The end of the past year saw the conclusion of four legal proceedings that placed anti-Semitic murderers on the dock. On December 16, a French court convicted fourteen people for their involvement in the 2015 killing spree that targeted the offices of the satirical magazine Charlie Hebdo, and thereafter a kosher supermarket. In Germany last October, a court sentenced the neo-Nazi Stephan Balliet to life in prison for attempting a massacre at a synagogue on Yom Kippur of 2019, and for two murders he committed after the attempt failed. Ben Cohen notes that, although both courts delivered guilty sentences, there were important difference is their handling of the respective crimes:
One . . . has to factor in the reluctance—not to say distaste—within the French judiciary for acknowledging any anti-Semitic motives among defendants in crimes that involve Jewish victims, even when these are staring them in the face, as lawyers for the victims’ families pointed out several times during the harrowing six-month trial. This was certainly not the issue with Balliet’s trial in Germany, where the searing hatred of Jews that drove his assault was front and center in the courtroom proceedings.

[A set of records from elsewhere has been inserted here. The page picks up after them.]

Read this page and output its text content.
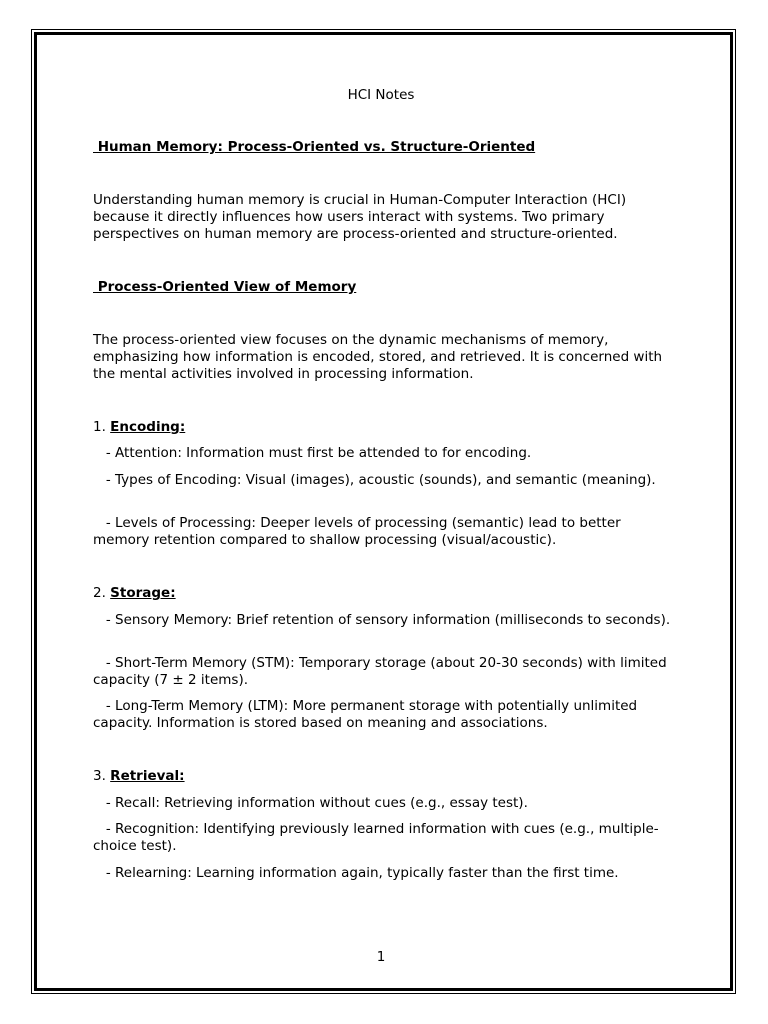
HCI Notes
Human Memory: Process-Oriented vs. Structure-Oriented
Understanding human memory is crucial in Human-Computer Interaction (HCI) because it directly influences how users interact with systems. Two primary perspectives on human memory are process-oriented and structure-oriented.
Process-Oriented View of Memory
The process-oriented view focuses on the dynamic mechanisms of memory, emphasizing how information is encoded, stored, and retrieved. It is concerned with the mental activities involved in processing information.
1. Encoding:
- Attention: Information must first be attended to for encoding.
- Types of Encoding: Visual (images), acoustic (sounds), and semantic (meaning).
- Levels of Processing: Deeper levels of processing (semantic) lead to better memory retention compared to shallow processing (visual/acoustic).
2. Storage:
- Sensory Memory: Brief retention of sensory information (milliseconds to seconds).
- Short-Term Memory (STM): Temporary storage (about 20-30 seconds) with limited capacity (7 ± 2 items).
- Long-Term Memory (LTM): More permanent storage with potentially unlimited capacity. Information is stored based on meaning and associations.
3. Retrieval:
- Recall: Retrieving information without cues (e.g., essay test).
- Recognition: Identifying previously learned information with cues (e.g., multiple-choice test).
- Relearning: Learning information again, typically faster than the first time.
1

Neither of the two individuals murdered by Balliet was Jewish. . . . Nonetheless, both of these people were victims of anti-Semitic violence, irrespective of whether they happened to be Jewish. To say otherwise is to separate Jews out from the rest of society.
I would argue that much the same judgment can be made concerning the Paris attacks, where Jewish and general institutions were targeted. . . . In accordance with their extreme Islamist ideology—for [French killers] “the Jews” were at the root of the evil that enabled Charlie Hebdo to print cartoons that lampooned the prophet Mohammad. Just as for Balliet, “the Jews” were the reason why Germany had permitted the entry of hundreds of thousands of Syrian war refugees during 2015. That is why, when asked to explain his preference for shooting up a synagogue over a mosque, Balliet answered that he wanted to “fight the cause, not the symptoms.”
But while both trials resulted some measure of justice, this was not the case elsewhere:
Last week, a court in Buenos Aires acquitted Carlos Telleldin, a car-dealer charged with having supplied the truck that was used in the devastating July 1994 bombing of the AMIA Jewish center in the Argentine capital. The day after that decision, which roiled Argentina’s Jewish community, a court on the other side of the globe in Sindh, Pakistan, released the four men accused of orchestrating the 2002 abduction and beheading of the American Jewish journalist Daniel Pearl.